Wenn die Dorsche eh auf Grundfutter stehen, lohnt sich eine eher passive Führung und das ziemlich grundnah, sind sie am jagen ist ein kleiner Solopilker, den man aktiv und hoch vom Grund weg bewegt meistens Trumpf.


----------



## Tyron (29. Januar 2005)

*AW: Welche Farbe auf Dorsch?*

ich bin auch der meinung, dass die führung des pilkers viel wichtiger als die farbe ist. Ich fische zur genannten Zeit (März) oft Pilker im Herings-Dekor! Schockerfarben können aber gauso gut fangen!

Gruß tyron


----------



## Bellyboatangler (29. Januar 2005)

*AW: Welche Farbe auf Dorsch?*

Ich frage mich nur immer wieso Fische ein Seitenlinienorgan haben. Brauchen sie ja nicht.

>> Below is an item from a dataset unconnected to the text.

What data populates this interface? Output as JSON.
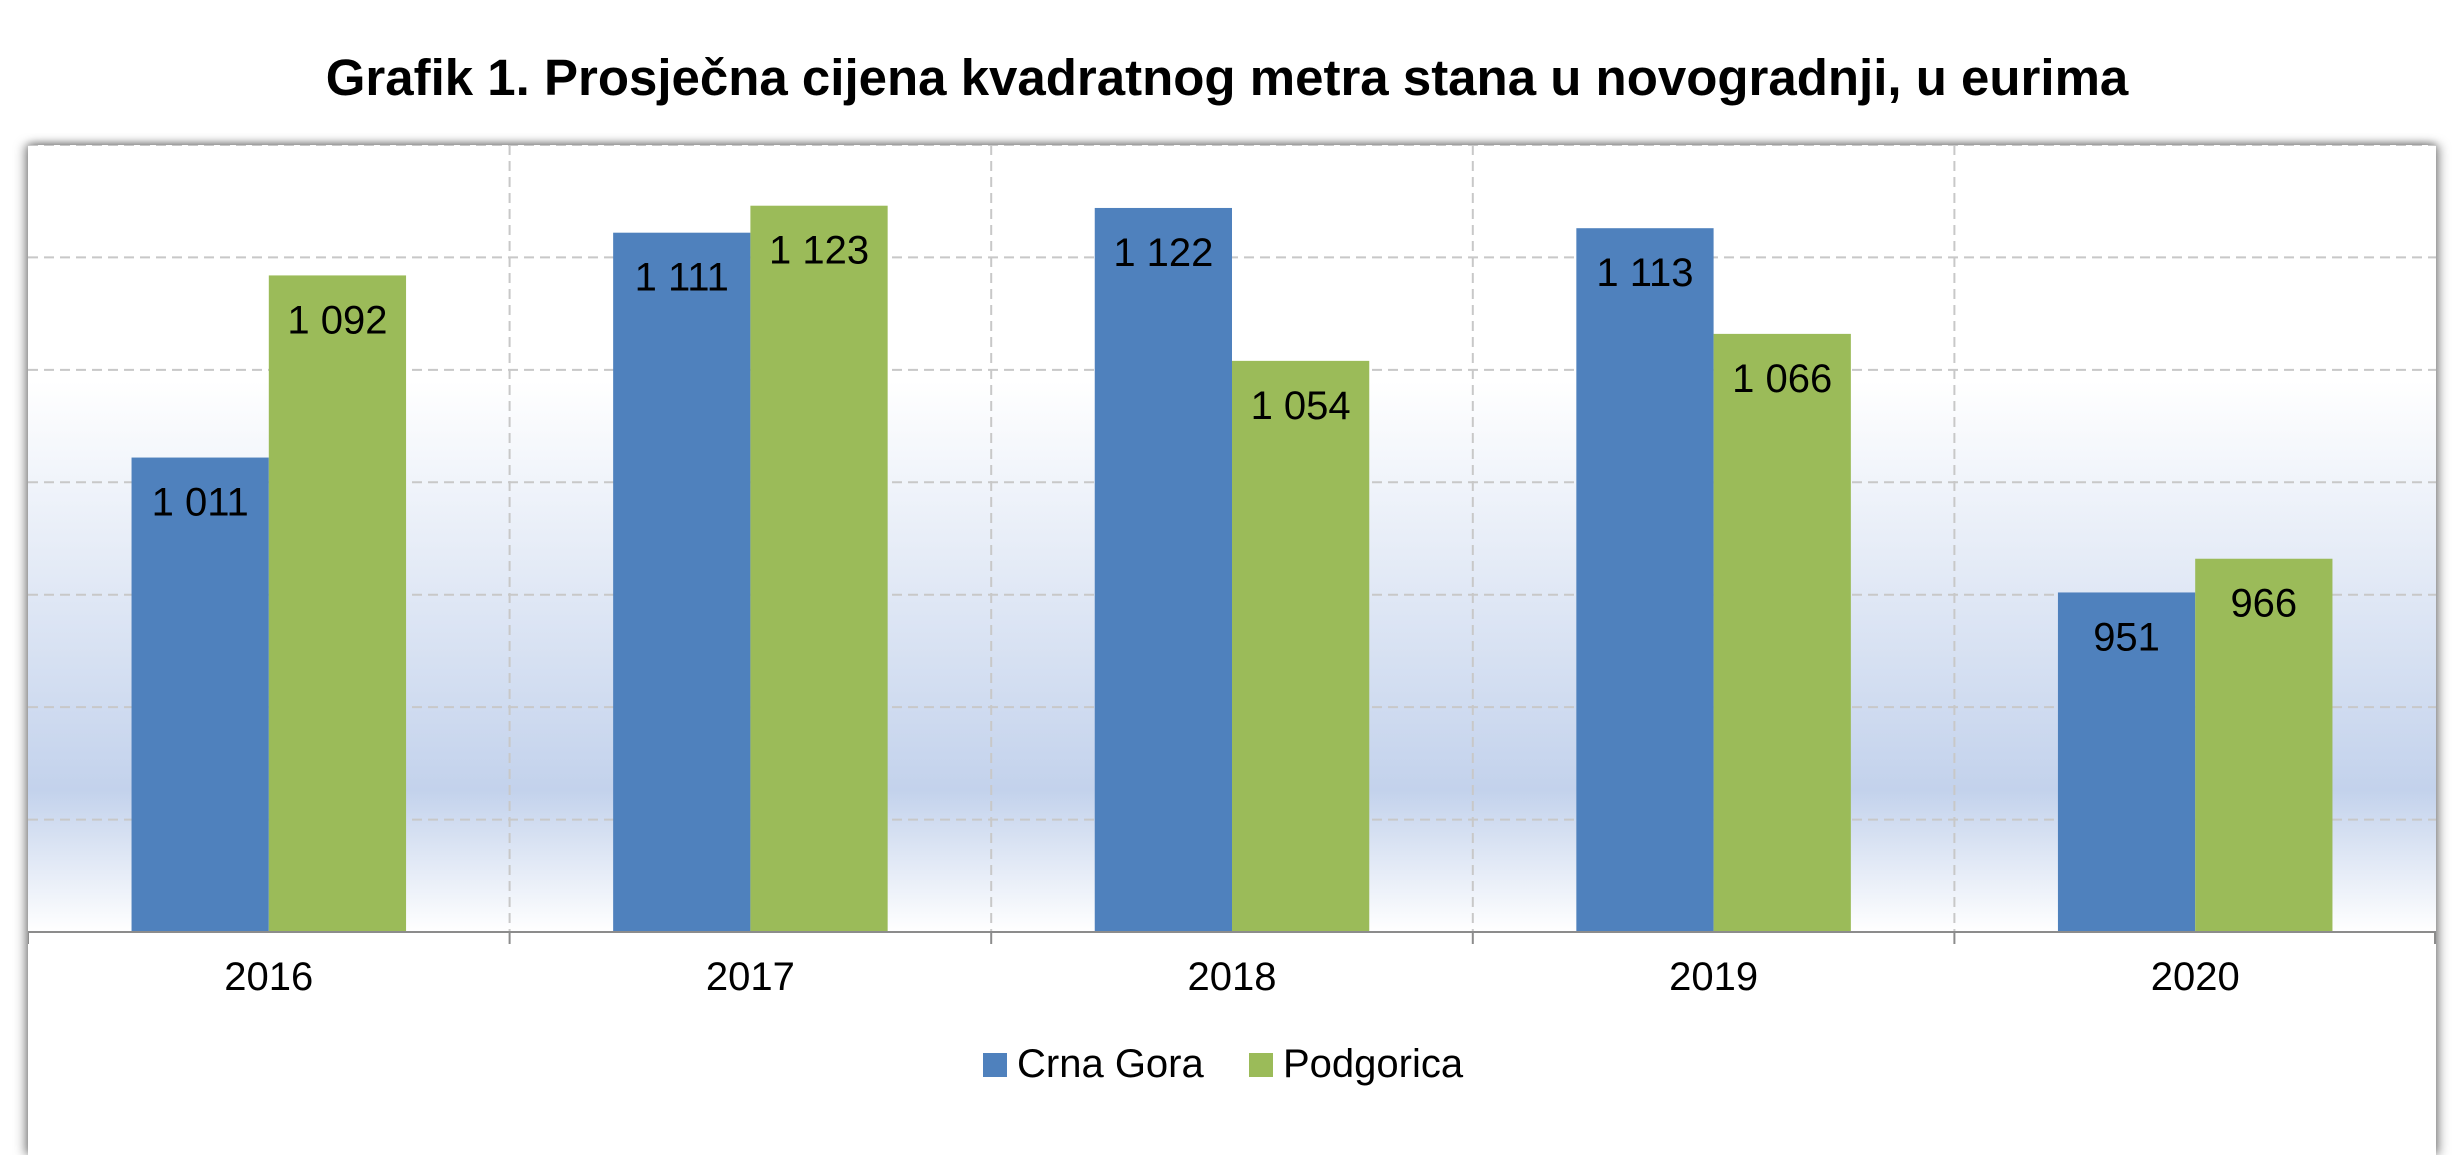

Sie sehen ja die Farben |kopfkrat 

Fischt so leicht wie Moeglich mit bisschen Bewegung und jede Farbe faengt


----------



## Adrian* (29. Januar 2005)

*AW: Welche Farbe auf Dorsch?*

knallrot....


----------



## Gelöschtes Mitglied 3879 (30. Januar 2005)

*AW: Welche Farbe auf Dorsch?*

also beim wechsel der pilkerfarben untereinander ging das spielchen genau andersrum,der der vorher fing,hatte kaum noch fisch!!!!soviel zum thema!!!!!!

das muss natürlich nich immer so sein,es gibt genug tage wo mehrere farben knallen!!!
die farbwahl ist eigentlich nur relevant,wenn wenig dorsch kommt(unter 15stück am tag pro mann)!
wenns beisst heist es nur hell oder dunkel,und ein kontrast am köder,wie es thomas9904 gesagt hat,sollte auch da sein!!!ist im schwarm sowieso egal
wenns gut beisst hol ich die alten und schweren pilker(ab 80gramm) raus,damit ich als erster unten bin,dann fängste am besten und ein abriss ist zu verschmerzen!!!
 @fisher-man
jo da isse bei,333,301,208,334,das sind meine farben,aber nich da bestellen,gibbet günstiger!!!!!glaube bei kubiak oder direkt von wuttke,hab ich auch gemacht,musste dir nur jemanden mit nem gewerbeschein organisieren!!!wuttke macht keinen privatverkauf!!!


----------



## Torsk_SH (30. Januar 2005)

*AW: Welche Farbe auf Dorsch?*

Hi Boardies!

Bei meiner letzten Ausfahrt (MS Kehrheim2) im November waren wir eine Gruppe von 7 Anglern/innen. Unsere Techniken waren fast alle gleich da wir alle den selben Lehrer hatten.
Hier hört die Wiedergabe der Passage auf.